Time to Pay for Play?
March 11th, 2009 - byBob Kravitz of the Indy Star recently examined the often contentious topic of paying college athletes. His conclusion was simple:
When athletes arrive at a Division I school, give them a choice: They can get a full-ride scholarship, with all the perks
that involves, or offer them a salary of, say, $25,000 per year to work on their NBA, NFL or NHL degree.
That is, let them compete for the school, use the college as a paid minor league and do so as true mercenaries, with no requirement they go to class.
Not surprisingly the NCAA disagrees and fired back on the NCAA Double-A-Zone Blog.
First, Kravitz seems to suggest that all Division I grant-in-aid packages are for a full ride.

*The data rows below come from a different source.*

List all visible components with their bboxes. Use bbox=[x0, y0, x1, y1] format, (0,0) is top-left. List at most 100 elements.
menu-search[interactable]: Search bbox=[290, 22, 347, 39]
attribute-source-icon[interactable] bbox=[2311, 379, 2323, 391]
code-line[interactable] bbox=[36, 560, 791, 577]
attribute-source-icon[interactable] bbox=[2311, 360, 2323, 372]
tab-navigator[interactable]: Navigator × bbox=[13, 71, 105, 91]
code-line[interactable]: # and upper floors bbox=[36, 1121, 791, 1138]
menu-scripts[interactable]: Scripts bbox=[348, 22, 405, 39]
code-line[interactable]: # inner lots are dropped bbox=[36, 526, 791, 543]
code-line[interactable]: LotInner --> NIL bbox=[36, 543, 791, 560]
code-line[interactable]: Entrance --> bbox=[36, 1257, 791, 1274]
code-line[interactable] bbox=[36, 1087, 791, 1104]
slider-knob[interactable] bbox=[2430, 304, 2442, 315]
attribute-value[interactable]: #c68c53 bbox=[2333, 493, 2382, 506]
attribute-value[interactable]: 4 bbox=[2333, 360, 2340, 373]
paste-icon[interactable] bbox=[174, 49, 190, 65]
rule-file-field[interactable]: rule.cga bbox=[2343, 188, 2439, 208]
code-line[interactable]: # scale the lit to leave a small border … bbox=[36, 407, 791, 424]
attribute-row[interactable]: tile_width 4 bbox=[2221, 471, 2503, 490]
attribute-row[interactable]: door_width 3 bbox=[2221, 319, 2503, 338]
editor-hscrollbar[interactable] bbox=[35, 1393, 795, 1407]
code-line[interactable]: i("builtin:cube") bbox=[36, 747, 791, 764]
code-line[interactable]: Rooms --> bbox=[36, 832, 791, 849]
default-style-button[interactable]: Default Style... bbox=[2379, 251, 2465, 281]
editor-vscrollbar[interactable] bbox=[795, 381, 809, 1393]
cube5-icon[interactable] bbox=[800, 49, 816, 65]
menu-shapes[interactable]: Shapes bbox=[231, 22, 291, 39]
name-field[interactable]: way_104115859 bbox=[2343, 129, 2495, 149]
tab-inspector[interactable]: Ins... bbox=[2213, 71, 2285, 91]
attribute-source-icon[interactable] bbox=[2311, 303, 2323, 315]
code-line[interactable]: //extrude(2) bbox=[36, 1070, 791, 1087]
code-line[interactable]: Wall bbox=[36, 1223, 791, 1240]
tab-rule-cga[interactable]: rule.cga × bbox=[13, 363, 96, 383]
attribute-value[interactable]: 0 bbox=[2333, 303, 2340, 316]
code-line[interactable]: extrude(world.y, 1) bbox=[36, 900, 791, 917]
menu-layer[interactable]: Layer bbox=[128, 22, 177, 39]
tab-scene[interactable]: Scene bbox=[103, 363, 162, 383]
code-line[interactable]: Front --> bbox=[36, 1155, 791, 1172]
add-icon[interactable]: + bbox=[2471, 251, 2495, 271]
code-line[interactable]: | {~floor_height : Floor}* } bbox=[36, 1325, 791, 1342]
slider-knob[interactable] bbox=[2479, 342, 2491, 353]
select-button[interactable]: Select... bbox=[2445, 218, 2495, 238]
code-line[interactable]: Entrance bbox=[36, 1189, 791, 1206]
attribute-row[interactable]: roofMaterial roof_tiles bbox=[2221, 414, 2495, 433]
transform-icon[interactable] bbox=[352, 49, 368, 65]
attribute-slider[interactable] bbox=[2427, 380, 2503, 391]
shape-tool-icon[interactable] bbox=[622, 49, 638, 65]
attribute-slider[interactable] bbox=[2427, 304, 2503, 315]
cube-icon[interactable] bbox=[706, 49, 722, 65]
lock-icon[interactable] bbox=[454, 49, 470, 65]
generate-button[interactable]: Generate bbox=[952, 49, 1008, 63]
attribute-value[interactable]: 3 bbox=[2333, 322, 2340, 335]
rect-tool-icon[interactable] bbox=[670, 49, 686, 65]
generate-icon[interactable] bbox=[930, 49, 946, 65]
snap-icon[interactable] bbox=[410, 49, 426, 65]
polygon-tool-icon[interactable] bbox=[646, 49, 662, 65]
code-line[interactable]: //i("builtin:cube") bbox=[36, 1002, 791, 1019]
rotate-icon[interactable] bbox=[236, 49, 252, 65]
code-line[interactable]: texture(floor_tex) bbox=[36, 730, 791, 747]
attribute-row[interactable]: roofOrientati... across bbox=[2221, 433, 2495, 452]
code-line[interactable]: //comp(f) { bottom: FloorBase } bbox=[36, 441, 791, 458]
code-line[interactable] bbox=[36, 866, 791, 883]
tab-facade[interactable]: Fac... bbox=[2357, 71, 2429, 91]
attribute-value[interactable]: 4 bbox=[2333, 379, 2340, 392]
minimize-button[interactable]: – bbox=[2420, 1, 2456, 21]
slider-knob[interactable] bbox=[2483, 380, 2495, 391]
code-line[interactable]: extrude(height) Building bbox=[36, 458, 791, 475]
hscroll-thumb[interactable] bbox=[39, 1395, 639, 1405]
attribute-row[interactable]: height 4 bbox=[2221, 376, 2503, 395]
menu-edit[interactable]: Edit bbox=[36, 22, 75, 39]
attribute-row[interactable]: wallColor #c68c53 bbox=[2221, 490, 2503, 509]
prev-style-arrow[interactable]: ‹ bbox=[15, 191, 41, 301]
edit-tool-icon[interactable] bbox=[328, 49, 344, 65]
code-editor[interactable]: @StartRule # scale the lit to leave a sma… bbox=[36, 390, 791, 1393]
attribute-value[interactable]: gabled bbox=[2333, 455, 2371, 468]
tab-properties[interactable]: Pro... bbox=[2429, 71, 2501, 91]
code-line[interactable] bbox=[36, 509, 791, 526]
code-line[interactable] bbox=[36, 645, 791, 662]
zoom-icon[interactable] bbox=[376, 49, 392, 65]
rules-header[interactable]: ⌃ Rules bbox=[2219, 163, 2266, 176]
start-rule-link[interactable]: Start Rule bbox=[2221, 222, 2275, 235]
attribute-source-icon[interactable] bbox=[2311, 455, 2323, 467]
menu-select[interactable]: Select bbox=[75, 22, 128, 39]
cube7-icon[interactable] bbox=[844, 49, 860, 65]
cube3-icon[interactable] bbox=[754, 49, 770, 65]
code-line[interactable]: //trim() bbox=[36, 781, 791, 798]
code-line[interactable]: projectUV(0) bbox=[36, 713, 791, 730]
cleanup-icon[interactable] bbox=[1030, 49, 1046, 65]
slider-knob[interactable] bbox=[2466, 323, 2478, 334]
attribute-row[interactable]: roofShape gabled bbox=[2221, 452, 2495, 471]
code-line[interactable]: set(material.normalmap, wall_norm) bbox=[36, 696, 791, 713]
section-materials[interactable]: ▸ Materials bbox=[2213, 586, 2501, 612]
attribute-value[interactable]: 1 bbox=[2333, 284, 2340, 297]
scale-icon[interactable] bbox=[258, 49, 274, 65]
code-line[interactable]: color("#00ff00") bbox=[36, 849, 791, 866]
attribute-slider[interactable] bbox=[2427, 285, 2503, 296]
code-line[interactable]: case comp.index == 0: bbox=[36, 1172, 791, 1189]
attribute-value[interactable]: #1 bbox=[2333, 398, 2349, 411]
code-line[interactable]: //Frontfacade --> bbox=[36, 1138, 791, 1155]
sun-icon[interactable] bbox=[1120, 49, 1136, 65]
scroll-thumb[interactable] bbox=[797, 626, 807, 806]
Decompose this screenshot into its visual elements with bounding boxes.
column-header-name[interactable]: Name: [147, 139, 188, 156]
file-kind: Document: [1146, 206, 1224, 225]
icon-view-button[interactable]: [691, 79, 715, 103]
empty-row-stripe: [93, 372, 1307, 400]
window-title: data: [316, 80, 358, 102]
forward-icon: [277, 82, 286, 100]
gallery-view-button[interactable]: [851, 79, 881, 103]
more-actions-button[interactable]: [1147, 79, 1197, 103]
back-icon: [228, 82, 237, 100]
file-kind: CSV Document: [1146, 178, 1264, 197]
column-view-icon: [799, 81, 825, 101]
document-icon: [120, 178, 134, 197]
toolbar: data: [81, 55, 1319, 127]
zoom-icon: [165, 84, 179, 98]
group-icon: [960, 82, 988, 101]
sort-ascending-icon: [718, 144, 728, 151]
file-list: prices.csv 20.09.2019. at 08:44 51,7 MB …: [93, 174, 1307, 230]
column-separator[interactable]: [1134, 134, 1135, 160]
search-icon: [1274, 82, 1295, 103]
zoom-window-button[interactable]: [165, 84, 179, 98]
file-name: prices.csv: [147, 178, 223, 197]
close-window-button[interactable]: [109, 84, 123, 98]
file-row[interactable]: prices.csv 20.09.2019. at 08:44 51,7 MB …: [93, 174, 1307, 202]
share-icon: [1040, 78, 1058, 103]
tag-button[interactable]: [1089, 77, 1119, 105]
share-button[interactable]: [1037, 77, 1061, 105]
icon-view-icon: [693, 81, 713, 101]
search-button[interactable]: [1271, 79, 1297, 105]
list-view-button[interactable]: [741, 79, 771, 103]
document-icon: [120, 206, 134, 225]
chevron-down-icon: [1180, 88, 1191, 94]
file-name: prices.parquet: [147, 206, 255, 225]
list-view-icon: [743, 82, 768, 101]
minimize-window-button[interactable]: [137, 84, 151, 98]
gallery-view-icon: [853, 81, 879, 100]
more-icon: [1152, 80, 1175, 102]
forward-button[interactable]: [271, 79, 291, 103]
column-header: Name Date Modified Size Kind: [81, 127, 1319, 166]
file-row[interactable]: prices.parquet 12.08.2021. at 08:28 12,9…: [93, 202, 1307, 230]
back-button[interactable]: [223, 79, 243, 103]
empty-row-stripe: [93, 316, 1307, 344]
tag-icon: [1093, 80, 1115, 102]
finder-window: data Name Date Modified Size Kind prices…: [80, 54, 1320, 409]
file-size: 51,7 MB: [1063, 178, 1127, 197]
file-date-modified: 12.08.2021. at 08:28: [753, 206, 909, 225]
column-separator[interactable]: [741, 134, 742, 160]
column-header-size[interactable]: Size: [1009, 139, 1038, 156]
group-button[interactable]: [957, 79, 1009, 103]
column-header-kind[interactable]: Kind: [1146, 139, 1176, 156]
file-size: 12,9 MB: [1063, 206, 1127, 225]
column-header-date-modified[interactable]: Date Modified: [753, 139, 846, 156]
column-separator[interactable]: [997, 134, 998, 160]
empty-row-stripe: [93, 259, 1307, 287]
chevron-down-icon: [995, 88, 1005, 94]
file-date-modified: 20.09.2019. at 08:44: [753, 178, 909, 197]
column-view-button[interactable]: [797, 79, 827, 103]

In fact, many sports operate on an equivalency model in which partial awards are provided. This failure to distinguish between the two is a serious national misunderstanding, as noted in Bill Pennington’s excellent series last year in The New York Times. Since Kravitz appears to have equated $25,000 with the cost of an average full ride, his proposal would collapse of its own weight in the nonrevenue sports that provide equivalencies.
Kravitz also leaves the impression that college sports is awash in money, using the time-honored sportswriter tool of leading with the NCAA’s $6 billion media contract – conveniently omitting the contract’s term (11 years) and how the money is distributed (95 percent goes back to the membership one way or another).
NCAA President Myles Brand also weighed in on the column.
The reasons why this is a bad idea are far too numerous to present in this limited space. The overriding point is that it doesn’t solve the problem Kravitz thinks exists. Paying even only a few student-athletes would turn universities into entertainment corporations and misses the point that, for most, some college is better than none.
There are two other points that must be made.
First, it is unfair to the overwhelming majority of the 400,000 student-athletes who compete in college sports every year and are fully committed to earning degrees to single out this aspect of the college experience as the egregious anomaly that thrusts higher education into the abyss of hypocrisy.
To be fair, there are student-athletes who accept an athletics scholarship with no intention of staying for a degree. But there are also students, talented students, even prodigious students all over campus on every campus who receive scholarships but don’t remain to get their degrees. On average, in fact, 38 percent of all entering freshmen don’t. Are they all wasting classroom space and academic resources?
Of course not. And neither are the 36 percent of student-athletes who don’t graduate (fewer, on average, than all other students).
Second, for those whose preparatory record for college admission is acceptable (and it is immoral for coaches or anyone else on campus to recruit talented individuals who cannot do the academic work), any exposure to higher education is better than no exposure. One year is better than none. Two years is better than one.
The issue divides administrators and educators at every level. It also divides fans and alumni. Every time another pay for play scandal is uncovered the argument intensifies. Where do you stand?